The other major investors in Electrum were none other than the Abu Dhabi sovereign wealth fund Mubadala and the Kuwait Investment Fund. These are key Middle Eastern allies of the United States, regarded as being particularly close to the present administration thanks to the allegiences of President Trump.
Mubadala has now absorbed Aabar/IPIC, the vehicle used by the 1MDB co-conspirator Khadam al Qubaisi (KAQ) to loot billions from Malaysia, and Aabar has in turn recently taken ownership of several of KAQ’s investments, including the Hakkasan nightclub chain with assets in Las Vegas and across the world.
Just last week KAQ, now imprisoned for his role in Abu Dhabi, complained to the Wall Street Journal that his assets were being wrested from him by the Aabar/IPIC boss Sheikh Mansour, who used to be his boss. KAQ declared he was being used as a ‘scapegoat’ over 1MDB.
For months Sarawak Report has enquired what investigations are taking place into the evidence that stolen 1MDB cash flowed to Hakkasan, via KAQ’s Vasco Investment Trust account in Luxembourg that was pumped with half a billion of kickbacks from Jho Low?

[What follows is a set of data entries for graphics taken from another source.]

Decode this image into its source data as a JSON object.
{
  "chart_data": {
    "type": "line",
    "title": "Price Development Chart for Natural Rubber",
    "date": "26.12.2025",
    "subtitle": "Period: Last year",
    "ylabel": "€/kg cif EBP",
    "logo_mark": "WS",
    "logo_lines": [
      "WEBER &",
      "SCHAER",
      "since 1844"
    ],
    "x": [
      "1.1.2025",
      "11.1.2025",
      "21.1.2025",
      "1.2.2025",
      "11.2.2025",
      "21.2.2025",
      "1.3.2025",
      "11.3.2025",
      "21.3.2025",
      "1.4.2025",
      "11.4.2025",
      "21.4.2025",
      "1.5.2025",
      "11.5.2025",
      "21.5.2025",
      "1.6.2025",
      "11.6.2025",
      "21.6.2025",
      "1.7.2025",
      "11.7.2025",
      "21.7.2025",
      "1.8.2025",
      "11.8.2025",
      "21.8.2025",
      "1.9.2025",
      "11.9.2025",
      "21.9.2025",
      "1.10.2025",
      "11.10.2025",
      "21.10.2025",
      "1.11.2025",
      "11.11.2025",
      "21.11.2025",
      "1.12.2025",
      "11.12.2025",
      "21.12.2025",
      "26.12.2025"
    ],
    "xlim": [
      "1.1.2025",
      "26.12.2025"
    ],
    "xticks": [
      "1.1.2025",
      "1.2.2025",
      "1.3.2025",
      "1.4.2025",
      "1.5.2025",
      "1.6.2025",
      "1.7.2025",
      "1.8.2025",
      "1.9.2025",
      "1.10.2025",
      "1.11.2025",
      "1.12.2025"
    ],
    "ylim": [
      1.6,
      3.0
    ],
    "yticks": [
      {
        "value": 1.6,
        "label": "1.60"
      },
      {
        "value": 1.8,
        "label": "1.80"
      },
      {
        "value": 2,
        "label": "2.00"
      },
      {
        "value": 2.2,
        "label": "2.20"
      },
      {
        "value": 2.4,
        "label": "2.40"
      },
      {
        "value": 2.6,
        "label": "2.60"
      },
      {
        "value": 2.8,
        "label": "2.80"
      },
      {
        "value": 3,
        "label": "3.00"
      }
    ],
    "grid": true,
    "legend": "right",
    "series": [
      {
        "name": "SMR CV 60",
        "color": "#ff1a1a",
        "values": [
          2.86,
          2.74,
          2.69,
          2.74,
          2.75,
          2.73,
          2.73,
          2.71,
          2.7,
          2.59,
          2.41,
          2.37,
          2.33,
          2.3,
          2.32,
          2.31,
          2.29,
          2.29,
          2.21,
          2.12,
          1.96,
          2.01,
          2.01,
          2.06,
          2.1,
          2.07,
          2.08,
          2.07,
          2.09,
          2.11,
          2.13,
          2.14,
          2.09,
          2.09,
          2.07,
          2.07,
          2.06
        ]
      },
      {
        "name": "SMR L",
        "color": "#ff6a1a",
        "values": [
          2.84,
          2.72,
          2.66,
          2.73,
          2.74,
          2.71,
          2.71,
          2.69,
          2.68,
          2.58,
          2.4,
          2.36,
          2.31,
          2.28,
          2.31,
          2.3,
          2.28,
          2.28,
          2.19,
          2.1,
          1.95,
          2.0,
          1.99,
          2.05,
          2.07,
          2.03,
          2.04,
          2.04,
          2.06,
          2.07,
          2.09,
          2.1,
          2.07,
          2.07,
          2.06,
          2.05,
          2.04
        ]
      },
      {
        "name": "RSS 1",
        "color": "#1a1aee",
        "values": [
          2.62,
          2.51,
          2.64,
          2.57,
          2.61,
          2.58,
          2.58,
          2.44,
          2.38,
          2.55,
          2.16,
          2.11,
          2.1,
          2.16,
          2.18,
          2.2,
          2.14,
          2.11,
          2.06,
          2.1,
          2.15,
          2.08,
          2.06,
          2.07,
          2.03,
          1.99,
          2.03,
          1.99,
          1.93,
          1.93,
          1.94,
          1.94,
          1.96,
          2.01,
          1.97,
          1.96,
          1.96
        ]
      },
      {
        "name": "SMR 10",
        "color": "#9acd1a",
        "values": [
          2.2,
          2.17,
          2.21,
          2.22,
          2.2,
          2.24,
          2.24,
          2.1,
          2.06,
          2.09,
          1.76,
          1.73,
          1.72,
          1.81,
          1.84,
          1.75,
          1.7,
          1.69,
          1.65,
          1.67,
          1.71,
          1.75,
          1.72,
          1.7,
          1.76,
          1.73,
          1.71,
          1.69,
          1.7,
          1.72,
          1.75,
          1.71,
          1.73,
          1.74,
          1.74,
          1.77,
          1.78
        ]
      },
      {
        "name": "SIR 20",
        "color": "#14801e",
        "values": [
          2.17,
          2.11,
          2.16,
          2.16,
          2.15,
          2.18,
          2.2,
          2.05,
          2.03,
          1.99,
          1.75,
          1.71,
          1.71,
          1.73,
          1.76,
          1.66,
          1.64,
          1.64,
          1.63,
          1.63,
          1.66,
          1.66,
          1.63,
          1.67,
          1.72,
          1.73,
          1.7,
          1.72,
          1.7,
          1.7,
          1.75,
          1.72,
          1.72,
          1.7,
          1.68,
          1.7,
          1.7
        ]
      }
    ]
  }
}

However much went into Hakkasan, it’s due back to Malaysia.
What’s more there is the small matter of the further evidence documented by this site that tens of millions were likewise transferred from KAQ’s Vasco Trust as well as Tasameem (the company through which he owned Hakkasan) towards payments for the purchase/upkeep of the world’s 5th largest yacht Topaz, widely understood to belong to Sheikh Mansour himself.
So far, there have been no demands made for the return of 1MDB money from the Abu Dhabi royal for those payments on the yacht, on which Jho Low, Leo DiCaprio and their friends stayed and partied during the Brazil World Cup, just like there has been no request to cash in shares from Electrum Group.
Is it to be concluded that these influential billionaires were unwitting by-standers, who cannot be required to return investments and massive gifts received in good faith and that the same standards to not apply to them as to banks and others?
Or are they simply too powerful and untouchable? Thomas Kaplan, who invests in metals, is active in Middle Eastern politics as a fierce critic of Iran, against whom he funds an influential campaign body United Against a Nuclear Iran (UANI). His stance allies him closely with the likes of Abu Dhabi, Saudi Arabia, Israel and President Trump in seeking a confrontational approach as opposed to earlier mediation.
As far as Malaysia is concerned this is not about power politics, but returning stolen cash. The country needs its 1MDB money back and the less arguments, excuses and delays from banks, big businesses and billionaires the better.